In his later years, Redford became a filmmaker himself and I can picture him pulling Brad Pitt aside on the set of “A River Runs Through It” to whisper: You don’t have to remain in that pretty-boy field. Be happy to get bizarre. As an actor and director, Redford continued to create characters who uncovered our our hidden rot, whether or not in our purported nationwide pastime, baseball (“The Natural”), or in our precise one, watching tv (“Quiz Show”). His flip in “Indecent Proposal” as the rich man who provides to lease his worker’s spouse lives on as shorthand for tycoons who assume they will purchase no matter, and whoever, they need.

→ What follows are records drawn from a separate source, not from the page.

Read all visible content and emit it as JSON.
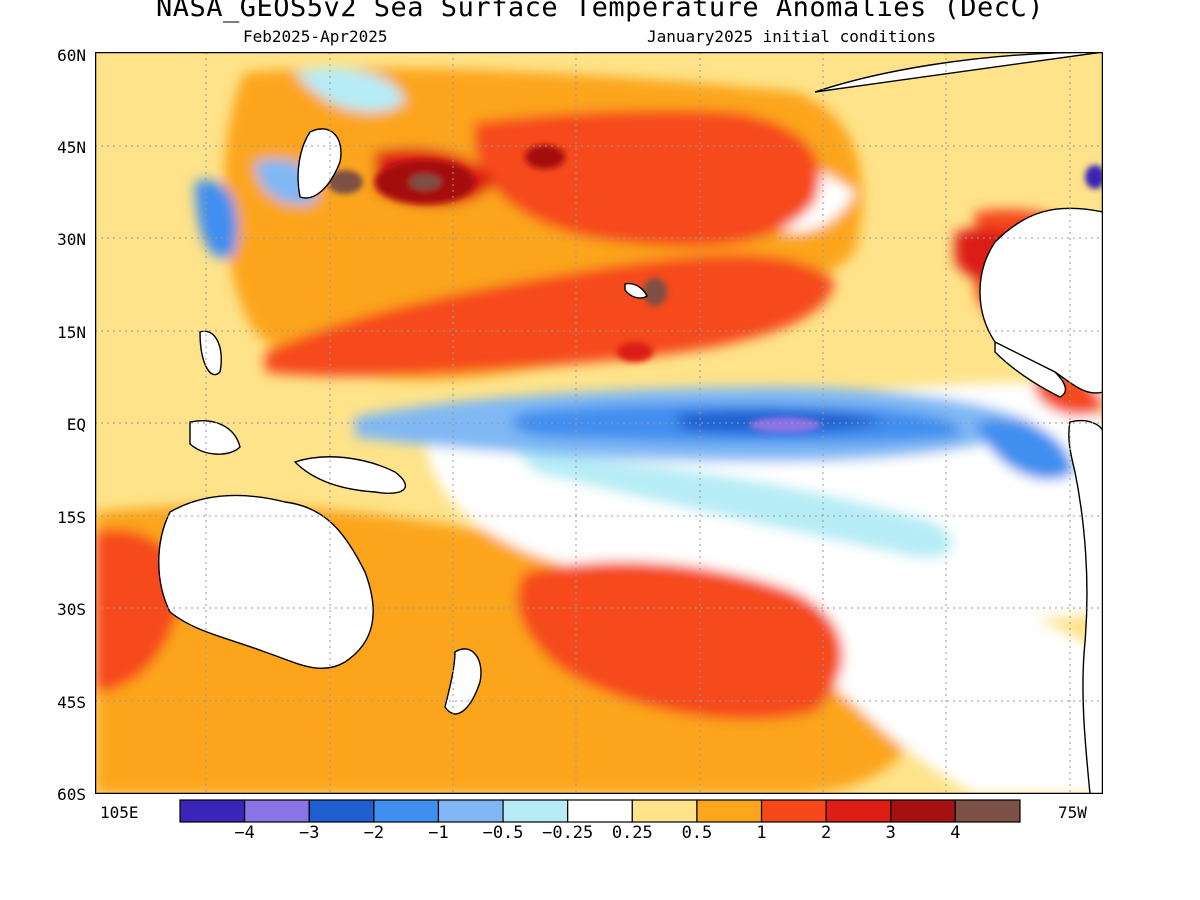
{
  "header": {
    "title": "NASA_GEOS5v2 Sea Surface Temperature Anomalies (DecC)",
    "period": "Feb2025-Apr2025",
    "initial_conditions": "January2025 initial conditions"
  },
  "axes": {
    "lat_labels": [
      "60N",
      "45N",
      "30N",
      "15N",
      "EQ",
      "15S",
      "30S",
      "45S",
      "60S"
    ],
    "lon_left": "105E",
    "lon_right": "75W"
  },
  "colorbar": {
    "colors": [
      "#3b24b8",
      "#8a74e6",
      "#1f5fd0",
      "#3f8ef0",
      "#7fb8f4",
      "#b6ecf6",
      "#ffffff",
      "#fee38a",
      "#fca51d",
      "#f6481a",
      "#dc1e14",
      "#a51010",
      "#7d5045"
    ],
    "labels": [
      "-4",
      "-3",
      "-2",
      "-1",
      "-0.5",
      "-0.25",
      "0.25",
      "0.5",
      "1",
      "2",
      "3",
      "4"
    ]
  }
}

When he finally signed on for a superhero movie, it was, fittingly, alongside Captain America, that upright paragon of advantage — and Redford performed the villain.
What Quayle missed about “The Candidate” is that on the subject of a Robert Redford film, fact isn’t as plain as what your eyes can see. There’s at all times a deeper stage and there’s no assure that justice would win. The truth is, I’d argue in Redford’s movies, it not often does.